A phase 3 clinical trial investigating Fotivda improved chances of preventing disease progression in patients with kidney cancer compared with Nexavar.
When John Floyd received a stage 4 renal cell carcinoma (RCC) diagnosis, he had surgery to remove his right kidney and then tried different chemotherapy medications. When those therapies didn’t work, Floyd sought a second opinion at City of Hope in Duarte, California.
Experts there suggested he enroll in a phase 3 clinical trial that was investigating an experimental targeted therapy in patients with kidney cancer who have already tried two or three different treatments — patients just like Floyd.
In the trial, more than 300 patients with metastatic RCC were randomly chosen to receive Fotivda (tivozanib) or Nexavar (sorafenib) for a median of 19 months. While Nexavar is already approved by the Food and Drug Administration (FDA), Fotivda, an oral VEGFR inhibitor that stops the growth of new blood vessels that fuel tumors, is not.
The patients, who were a median age of 63, were recruited from more than 120 centers in 12 different countries. Treatment began in May 2016.
At one year, progression-free survival (PFS), or the time a patient’s disease does not worsen, was 28% with Fotivda compared with 11% treated with Nexavar. Fotivda also improved PFS at two years, with 18% of patients not worsening compared with 5% in the Nexavar group. “The therapeutic benefit of tivozanib appeared to extend to patients who had received checkpoint inhibitors and those who were treated with two previous blood vessel growth inhibitors,” according to a press release.
Floyd is one of those patients. The 76-year-old was chosen to be part of the Fotivda group and has been on the experimental medication for nearly four years. It has stopped the spread of his cancer.
“I was really happy to be asked to participate in the clinical trial because I had already undergone treatment with three different forms of chemotherapy and all of them were failures,” Floyd said in an interview with CURE®. “I looked at it as an opportunity to try something different. There was some reluctance initially, but then when I thought about it there really wasn’t any other choice to make.”
RCC is the most common form of kidney cancer. It affects more than 70,000 people in the United States each year, more often men than women.
At the study’s end, 70 patients (40%) in the Fotivda group and 82 patients (47%) in the Nexavar group saw their disease progress, according to findings published in The Lancet Oncology.
“This agent has shown in clinical trials to be effective in delaying cancer growth beyond established standards for patients who have returning kidney cancer,” said Dr. Sumanta Pal, a medical oncologist at City of Hope and co-lead author of the study. “Although there are many options for patients with kidney cancer today, most are intended for first- and second-line therapy.

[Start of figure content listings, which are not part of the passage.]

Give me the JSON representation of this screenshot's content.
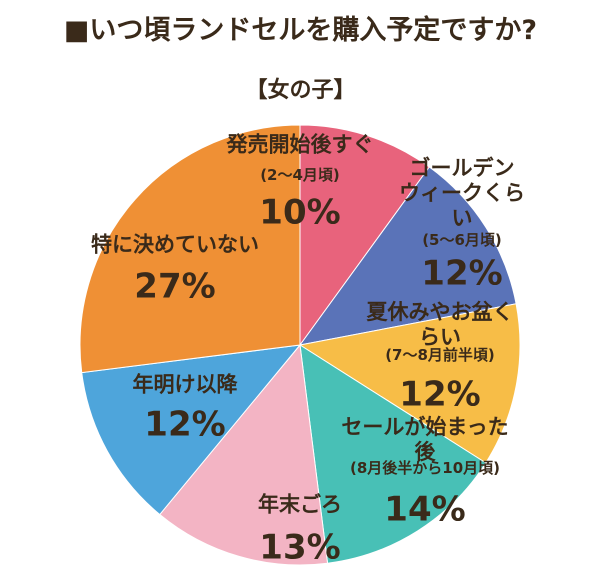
{
  "chart_data": {
    "type": "pie",
    "title": "■いつ頃ランドセルを購入予定ですか?",
    "subtitle": "【女の子】",
    "categories": [
      "発売開始後すぐ",
      "ゴールデン\nウィークくらい",
      "夏休みやお盆くらい",
      "セールが始まった後",
      "年末ごろ",
      "年明け以降",
      "特に決めていない"
    ],
    "notes": [
      "(2〜4月頃)",
      "(5〜6月頃)",
      "(7〜8月前半頃)",
      "(8月後半から10月頃)",
      null,
      null,
      null
    ],
    "values": [
      10,
      12,
      12,
      14,
      13,
      12,
      27
    ],
    "value_labels": [
      "10%",
      "12%",
      "12%",
      "14%",
      "13%",
      "12%",
      "27%"
    ],
    "colors": [
      "#e8637c",
      "#5a73b8",
      "#f7bd47",
      "#48c0b6",
      "#f3b4c4",
      "#4ea5db",
      "#ef9035"
    ]
  }
}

We need a treatment that works for kidney cancer patients who have failed several lines of therapy.”
The most common treatment-related side effects were hypertension (20% of patients treated with Fotivda and 14% of patients treated with Nexavar). Serious treatment-related side effects were seen in 11% of patients in the Fotivda group and 10% in the Nexavar group.

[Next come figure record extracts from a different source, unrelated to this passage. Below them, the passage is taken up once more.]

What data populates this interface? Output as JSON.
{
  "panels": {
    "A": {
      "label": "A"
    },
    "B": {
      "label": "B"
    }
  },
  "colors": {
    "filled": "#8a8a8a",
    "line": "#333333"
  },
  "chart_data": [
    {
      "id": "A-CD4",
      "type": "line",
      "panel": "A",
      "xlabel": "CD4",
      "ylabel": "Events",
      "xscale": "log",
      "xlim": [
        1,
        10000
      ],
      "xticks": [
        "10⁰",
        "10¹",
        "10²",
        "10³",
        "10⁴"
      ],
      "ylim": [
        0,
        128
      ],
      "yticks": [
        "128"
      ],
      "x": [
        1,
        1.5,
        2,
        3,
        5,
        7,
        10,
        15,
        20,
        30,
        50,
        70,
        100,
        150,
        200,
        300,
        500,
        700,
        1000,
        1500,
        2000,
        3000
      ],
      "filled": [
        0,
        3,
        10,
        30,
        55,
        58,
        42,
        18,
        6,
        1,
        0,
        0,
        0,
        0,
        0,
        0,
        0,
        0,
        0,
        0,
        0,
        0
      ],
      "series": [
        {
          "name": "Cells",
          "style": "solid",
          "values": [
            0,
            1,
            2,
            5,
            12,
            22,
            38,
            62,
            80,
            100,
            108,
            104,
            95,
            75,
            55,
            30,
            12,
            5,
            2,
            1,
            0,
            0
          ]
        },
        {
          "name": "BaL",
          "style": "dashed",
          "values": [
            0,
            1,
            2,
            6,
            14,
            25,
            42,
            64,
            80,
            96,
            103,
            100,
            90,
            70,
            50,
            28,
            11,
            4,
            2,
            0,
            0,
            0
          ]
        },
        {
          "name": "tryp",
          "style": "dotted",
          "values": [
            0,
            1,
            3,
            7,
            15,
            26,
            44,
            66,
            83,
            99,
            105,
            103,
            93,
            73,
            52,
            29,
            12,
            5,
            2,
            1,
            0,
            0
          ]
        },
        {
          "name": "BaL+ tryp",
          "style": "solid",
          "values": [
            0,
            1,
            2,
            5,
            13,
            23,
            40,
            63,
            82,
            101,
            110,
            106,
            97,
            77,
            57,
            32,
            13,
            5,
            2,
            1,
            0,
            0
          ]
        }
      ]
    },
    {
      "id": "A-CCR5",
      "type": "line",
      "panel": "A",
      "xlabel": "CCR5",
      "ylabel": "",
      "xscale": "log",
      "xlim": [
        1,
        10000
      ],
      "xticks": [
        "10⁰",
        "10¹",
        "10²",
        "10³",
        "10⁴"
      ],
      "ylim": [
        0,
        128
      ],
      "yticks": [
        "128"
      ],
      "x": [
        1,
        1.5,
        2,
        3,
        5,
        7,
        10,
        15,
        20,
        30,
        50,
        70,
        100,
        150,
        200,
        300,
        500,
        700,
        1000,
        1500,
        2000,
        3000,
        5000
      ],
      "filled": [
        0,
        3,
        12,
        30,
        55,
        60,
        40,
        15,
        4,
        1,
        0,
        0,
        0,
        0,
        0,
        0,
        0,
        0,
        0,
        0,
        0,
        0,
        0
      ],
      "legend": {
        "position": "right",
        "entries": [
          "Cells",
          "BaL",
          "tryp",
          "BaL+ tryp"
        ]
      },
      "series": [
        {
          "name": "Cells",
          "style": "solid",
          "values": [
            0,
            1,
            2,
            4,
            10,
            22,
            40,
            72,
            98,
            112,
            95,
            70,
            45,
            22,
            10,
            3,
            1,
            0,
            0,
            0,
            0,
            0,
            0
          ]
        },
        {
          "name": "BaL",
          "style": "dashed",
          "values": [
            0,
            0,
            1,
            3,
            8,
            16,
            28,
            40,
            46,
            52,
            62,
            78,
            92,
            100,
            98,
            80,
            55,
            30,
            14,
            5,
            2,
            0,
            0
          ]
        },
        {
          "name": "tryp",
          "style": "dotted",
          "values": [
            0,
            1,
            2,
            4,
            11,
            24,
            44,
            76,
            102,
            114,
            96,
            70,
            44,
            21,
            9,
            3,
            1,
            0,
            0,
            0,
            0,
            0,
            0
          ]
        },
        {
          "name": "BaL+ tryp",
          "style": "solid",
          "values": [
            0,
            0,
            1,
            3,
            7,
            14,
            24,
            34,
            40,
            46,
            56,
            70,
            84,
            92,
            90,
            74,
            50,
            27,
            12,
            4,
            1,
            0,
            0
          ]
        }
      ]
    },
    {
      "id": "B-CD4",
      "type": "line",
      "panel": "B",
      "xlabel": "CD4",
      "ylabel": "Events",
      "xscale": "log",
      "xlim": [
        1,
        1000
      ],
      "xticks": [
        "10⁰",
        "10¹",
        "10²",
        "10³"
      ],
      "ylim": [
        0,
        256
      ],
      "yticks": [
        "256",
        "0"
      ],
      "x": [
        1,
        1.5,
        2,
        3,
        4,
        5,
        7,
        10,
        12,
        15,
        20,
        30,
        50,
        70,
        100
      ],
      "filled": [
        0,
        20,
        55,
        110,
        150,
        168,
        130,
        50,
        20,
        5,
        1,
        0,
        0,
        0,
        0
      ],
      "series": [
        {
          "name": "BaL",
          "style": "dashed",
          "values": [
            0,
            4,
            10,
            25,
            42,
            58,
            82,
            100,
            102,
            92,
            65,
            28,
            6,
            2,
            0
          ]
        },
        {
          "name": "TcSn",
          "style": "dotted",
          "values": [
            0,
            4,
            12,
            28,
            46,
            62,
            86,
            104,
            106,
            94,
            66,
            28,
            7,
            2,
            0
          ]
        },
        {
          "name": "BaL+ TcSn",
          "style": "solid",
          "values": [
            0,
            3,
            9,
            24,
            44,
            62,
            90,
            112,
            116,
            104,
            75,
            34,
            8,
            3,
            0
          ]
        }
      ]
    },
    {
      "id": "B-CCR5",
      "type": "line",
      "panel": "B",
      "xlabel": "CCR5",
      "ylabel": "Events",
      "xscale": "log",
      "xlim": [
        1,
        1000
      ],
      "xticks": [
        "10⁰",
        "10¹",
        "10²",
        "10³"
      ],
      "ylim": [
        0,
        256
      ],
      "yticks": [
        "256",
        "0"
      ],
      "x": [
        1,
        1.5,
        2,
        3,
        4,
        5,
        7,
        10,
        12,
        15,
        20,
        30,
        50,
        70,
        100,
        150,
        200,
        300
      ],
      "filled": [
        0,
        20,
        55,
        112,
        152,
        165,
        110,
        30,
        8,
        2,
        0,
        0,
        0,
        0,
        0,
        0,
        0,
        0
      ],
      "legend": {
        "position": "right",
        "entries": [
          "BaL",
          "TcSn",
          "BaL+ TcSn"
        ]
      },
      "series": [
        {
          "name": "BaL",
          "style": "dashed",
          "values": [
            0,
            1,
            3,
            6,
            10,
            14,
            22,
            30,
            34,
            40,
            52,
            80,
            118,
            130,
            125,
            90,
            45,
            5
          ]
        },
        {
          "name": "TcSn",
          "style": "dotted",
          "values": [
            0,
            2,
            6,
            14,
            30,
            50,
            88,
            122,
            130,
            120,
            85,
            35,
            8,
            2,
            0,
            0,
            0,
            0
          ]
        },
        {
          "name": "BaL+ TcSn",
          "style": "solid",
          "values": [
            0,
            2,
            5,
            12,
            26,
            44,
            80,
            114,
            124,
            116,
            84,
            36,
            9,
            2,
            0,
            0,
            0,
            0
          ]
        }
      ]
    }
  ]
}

The medication has stopped Floyd’s chronic cough and the blood that would come up with it. However, during the middle of his treatment cycle — he is on the pill for 21 days, then off for a week — Floyd experiences nausea and loss of appetite, loss of energy and diarrhea.
“It’s a small price to pay when the cancer has remained static in the 44 months that I’ve been taking (the medication),” Floyd said.
Aveo Oncology, the maker of Fotivda, plans to submit a new drug application to the FDA in early 2020 to hopefully lead to an approval that will allow this pill to be used by patients who have stopped responding to treatment or whose disease has progressed.